PyCon DE & PyData 2025

Rustifying Python: A Practical Guide to Achieving High Performance While Maintaining Observability
2025-04-25 , Titanium3

In this session, I’ll share our journey of migrating key parts of a Python application to Rust, resulting in over 200% performance improvement.
Rather than focusing on quick Rust-to-Python integration with PyO3, this talk dives into the complexities of implementing such a migration in an enterprise environment, where reliability, scalability, and observability are crucial.
You’ll learn from our mistakes, how we identified suitable areas for Rust integration, and how we extended our observability tools to cover Rust components.
This session offers practical insights for improving performance and reliability in Python applications using Rust.


For performance-critical sections of code, especially those that are I/O-bound or CPU-heavy, Python’s Global Interpreter Lock (GIL) can create significant bottlenecks.
To improve performance, our team explored integrating Rust, taking advantage of its speed and concurrency features while maintaining Python’s ease of use and flexibility.

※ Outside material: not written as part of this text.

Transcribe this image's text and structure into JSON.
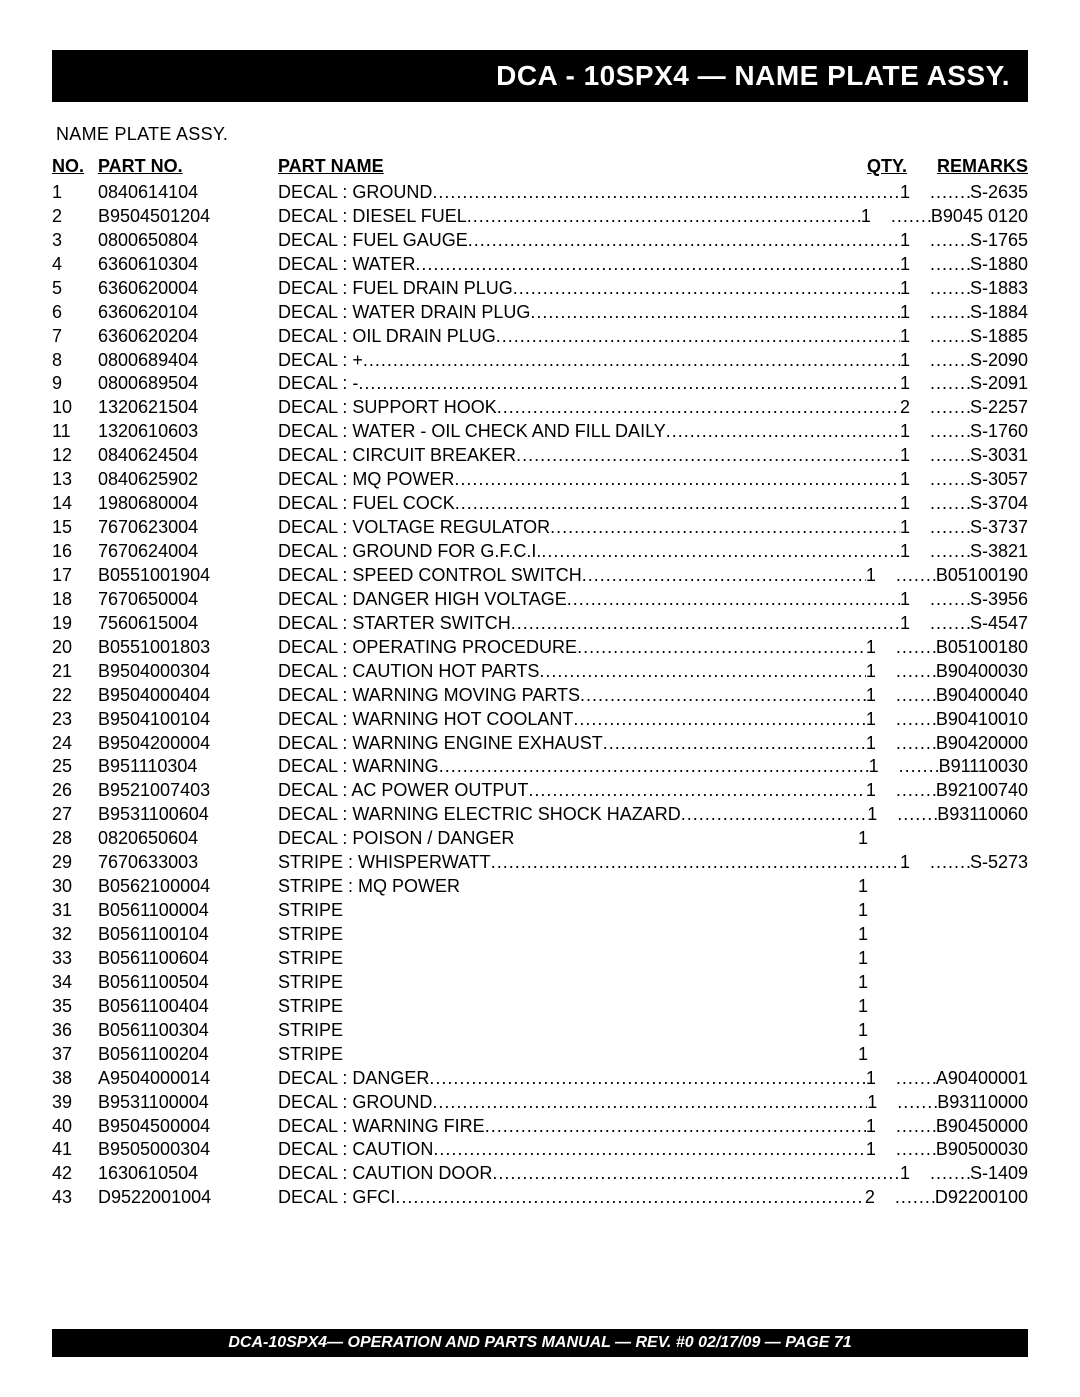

This session will focus on overcoming common hurdles when migrating to Rust and optimizing performance in a real-world, production environment which orchestrates workload across 2000 compute nodes in various data centers and cloud provider regions.
This talk covers practical aspects such as observability, scalability, and deployment in a production setting.

We’ll begin by discussing how to identify the parts of your Python code that would benefit most from a Rust migration, particularly those where the GIL is a limiting factor.
We’ll also share insights into our migration process, including the challenges we faced and how we overcame them.
You’ll learn how we refactored Python code and used PyO3 to integrate Rust, achieving over 200% performance improvements.

A key challenge when adding Rust to a Python codebase is maintaining robust observability.
We’ll explain how we extended our OpenTelemetry and Sentry observability stack to include Rust components, ensuring seamless monitoring, tracing, and debugging across the entire stack.

Throughout the session, we’ll illustrate the process with a practical example: a simplified version of our own application, which includes both I/O-heavy and compute-heavy tasks.
You’ll see how to break down business logic and decide which parts to migrate to Rust for maximum performance benefit.

By the end of this session, you will be equipped with the knowledge to assess where Rust can improve your Python application’s performance, and how to integrate it in a reliable and observable way.
This session is ideal for anyone looking to optimize Python performance with Rust, while keeping applications running.


Expected audience expertise: Domain:

Intermediate

Expected audience expertise: Python:

Intermediate

I’m a Senior Software Developer in the team behind SAP’s huge CI/CD infrastructure for SAP HANA.
We design, implement, operate and maintain it's cloud native graph-based task execution framework leveraging 2000 compute nodes in multiple data centers and cloud provider regions.
In my spare time, I like to play Dungeons & Dragons.